Speaking on Sunday's BBC Wales Live Debate in Llandudno, Ken Skates said: "People need assurance that the NHS can cope, and it will cope across the UK."
Earlier on Sunday, health minister Vaughan Gething urged people to carry on with their lives as normal.
He said there was no need to shut schools or panic-buy but to take steps if symptoms develop.
First Minister Mark Drakeford said he would support bringing back retired GPs if the situation worsened.
Mr Drakeford will take part in an emergency meeting with the UK government on Monday.
The first case of coronavirus in Wales was confirmed on Friday in a patient who had returned from northern Italy.
The outbreak started in China but has spread around the world.
In the UK, there have been 36 confirmed cases.
One British person has died in Japan after contracting the virus on a cruise ship.
"We're not wanting to panic people," Mr Gething told BBC Radio Wales' Sunday Supplement programme.
"We're at a stage where we're looking to identify and contain coronavirus. That's still the position we're at and we still can't be certain about what the future will bring.
"I don't think it's a sensible thing for any part of the government to paint the most worrying scenario and ask people to prepare for that.
"People don't need to be worried, we don't need to see schools close and we don't need to see people stocking up on essentials. We need people to go about their normal day-to-day business."
'Obsessive'
Mr Gething said talks were continually taking place about future steps with the UK government but the advice remained the same.

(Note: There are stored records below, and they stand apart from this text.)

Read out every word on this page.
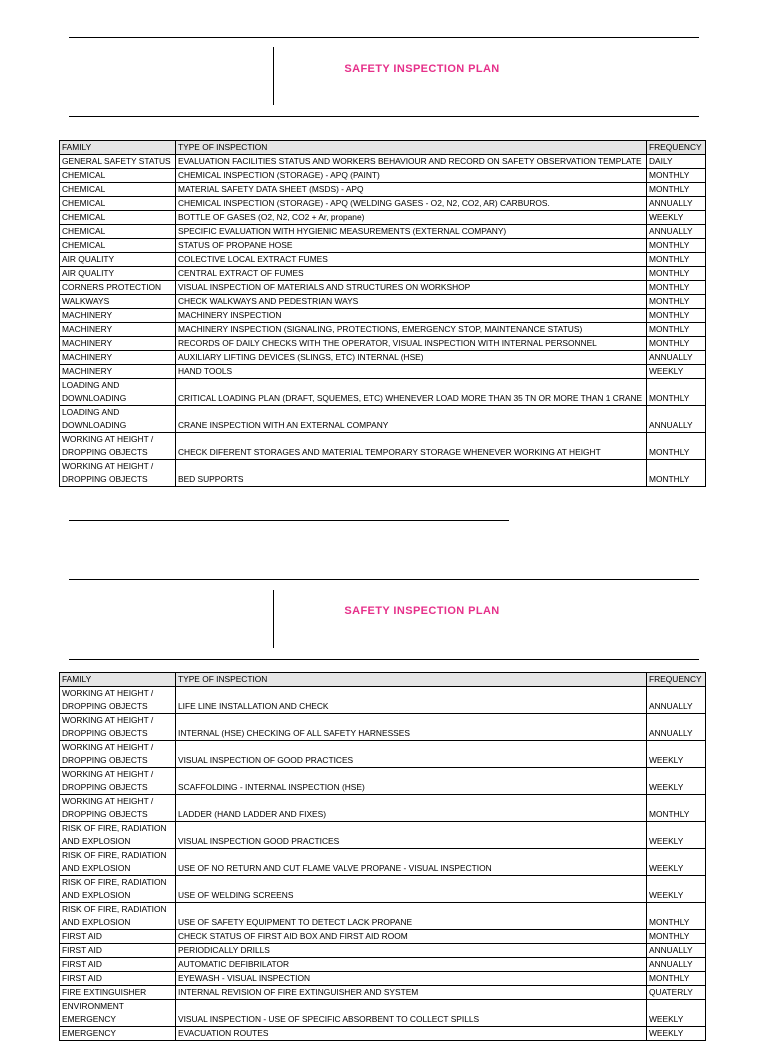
SAFETY INSPECTION PLAN
FAMILY	TYPE OF INSPECTION	FREQUENCY
GENERAL SAFETY STATUS	EVALUATION FACILITIES STATUS AND WORKERS BEHAVIOUR AND RECORD ON SAFETY OBSERVATION TEMPLATE	DAILY
CHEMICAL	CHEMICAL INSPECTION (STORAGE) - APQ (PAINT)	MONTHLY
CHEMICAL	MATERIAL SAFETY DATA SHEET (MSDS) - APQ	MONTHLY
CHEMICAL	CHEMICAL INSPECTION (STORAGE) - APQ (WELDING GASES - O2, N2, CO2, AR) CARBUROS.	ANNUALLY
CHEMICAL	BOTTLE OF GASES (O2, N2, CO2 + Ar, propane)	WEEKLY
CHEMICAL	SPECIFIC EVALUATION WITH HYGIENIC MEASUREMENTS (EXTERNAL COMPANY)	ANNUALLY
CHEMICAL	STATUS OF PROPANE HOSE	MONTHLY
AIR QUALITY	COLECTIVE LOCAL EXTRACT FUMES	MONTHLY
AIR QUALITY	CENTRAL EXTRACT OF FUMES	MONTHLY
CORNERS PROTECTION	VISUAL INSPECTION OF MATERIALS AND STRUCTURES ON WORKSHOP	MONTHLY
WALKWAYS	CHECK WALKWAYS AND PEDESTRIAN WAYS	MONTHLY
MACHINERY	MACHINERY INSPECTION	MONTHLY
MACHINERY	MACHINERY INSPECTION (SIGNALING, PROTECTIONS, EMERGENCY STOP, MAINTENANCE STATUS)	MONTHLY
MACHINERY	RECORDS OF DAILY CHECKS WITH THE OPERATOR, VISUAL INSPECTION WITH INTERNAL PERSONNEL	MONTHLY
MACHINERY	AUXILIARY LIFTING DEVICES (SLINGS, ETC) INTERNAL (HSE)	ANNUALLY
MACHINERY	HAND TOOLS	WEEKLY
LOADING AND
DOWNLOADING	CRITICAL LOADING PLAN (DRAFT, SQUEMES, ETC) WHENEVER LOAD MORE THAN 35 TN OR MORE THAN 1 CRANE	MONTHLY
LOADING AND
DOWNLOADING	CRANE INSPECTION WITH AN EXTERNAL COMPANY	ANNUALLY
WORKING AT HEIGHT /
DROPPING OBJECTS	CHECK DIFERENT STORAGES AND MATERIAL TEMPORARY STORAGE WHENEVER WORKING AT HEIGHT	MONTHLY
WORKING AT HEIGHT /
DROPPING OBJECTS	BED SUPPORTS	MONTHLY
SAFETY INSPECTION PLAN
FAMILY	TYPE OF INSPECTION	FREQUENCY
WORKING AT HEIGHT /
DROPPING OBJECTS	LIFE LINE INSTALLATION AND CHECK	ANNUALLY
WORKING AT HEIGHT /
DROPPING OBJECTS	INTERNAL (HSE) CHECKING OF ALL SAFETY HARNESSES	ANNUALLY
WORKING AT HEIGHT /
DROPPING OBJECTS	VISUAL INSPECTION OF GOOD PRACTICES	WEEKLY
WORKING AT HEIGHT /
DROPPING OBJECTS	SCAFFOLDING - INTERNAL INSPECTION (HSE)	WEEKLY
WORKING AT HEIGHT /
DROPPING OBJECTS	LADDER (HAND LADDER AND FIXES)	MONTHLY
RISK OF FIRE, RADIATION
AND EXPLOSION	VISUAL INSPECTION GOOD PRACTICES	WEEKLY
RISK OF FIRE, RADIATION
AND EXPLOSION	USE OF NO RETURN AND CUT FLAME VALVE PROPANE - VISUAL INSPECTION	WEEKLY
RISK OF FIRE, RADIATION
AND EXPLOSION	USE OF WELDING SCREENS	WEEKLY
RISK OF FIRE, RADIATION
AND EXPLOSION	USE OF SAFETY EQUIPMENT TO DETECT LACK PROPANE	MONTHLY
FIRST AID	CHECK STATUS OF FIRST AID BOX AND FIRST AID ROOM	MONTHLY
FIRST AID	PERIODICALLY DRILLS	ANNUALLY
FIRST AID	AUTOMATIC DEFIBRILATOR	ANNUALLY
FIRST AID	EYEWASH - VISUAL INSPECTION	MONTHLY
FIRE EXTINGUISHER	INTERNAL REVISION OF FIRE EXTINGUISHER AND SYSTEM	QUATERLY
ENVIRONMENT
EMERGENCY	VISUAL INSPECTION - USE OF SPECIFIC ABSORBENT TO COLLECT SPILLS	WEEKLY
EMERGENCY	EVACUATION ROUTES	WEEKLY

He added: "We're asking people to go about their business as they would do, and if you're symptomatic, to follow the advice of the National Health Service consistently across the four nations of the UK."
Meanwhile, Mr Drakeford said Wales could follow a UK government contingency plan to ask newly-retired doctors and nurses to return to the NHS in a worst-case scenario.
"If powers are taken to accelerate the return to the workforce... if there was a genuine pandemic of coronavirus then of course we would be looking to play our part here in Wales," he said ahead of Monday's Cobra meeting being chaired by Prime Minister Boris Johnson.
Dai Lloyd, chairman of the Welsh assembly's health committee, urged people to be "a bit obsessive about hygiene".
He said: "We're coming into some unchartered territory really.
"It is challenging to deal with which is why at a personal and community level, we need to be doing the little things first, and that is hygiene.
"We need to get a bit obsessive about hygiene, frequently washing our hands with soap and water and self-isolating obsessively as well."
How deadly is the coronavirus?
Based on data from 44,000 patients with this coronavirus, the World Health Organization says:
81% develop mild symptoms
14% develop severe symptoms
5% become critically ill
The proportion dying from the disease, which has been named Covid-19, appears low - between 1% and 2% - but the figures are unreliable.
Thousands are still being treated but may go on to die - so the death rate could be higher.
But it is also unclear how many mild cases remain unreported - so the death rate could also be lower.
To put this into context, about one billion people catch influenza every year, with between 290,000 and 650,000 deaths. The severity of flu changes every year.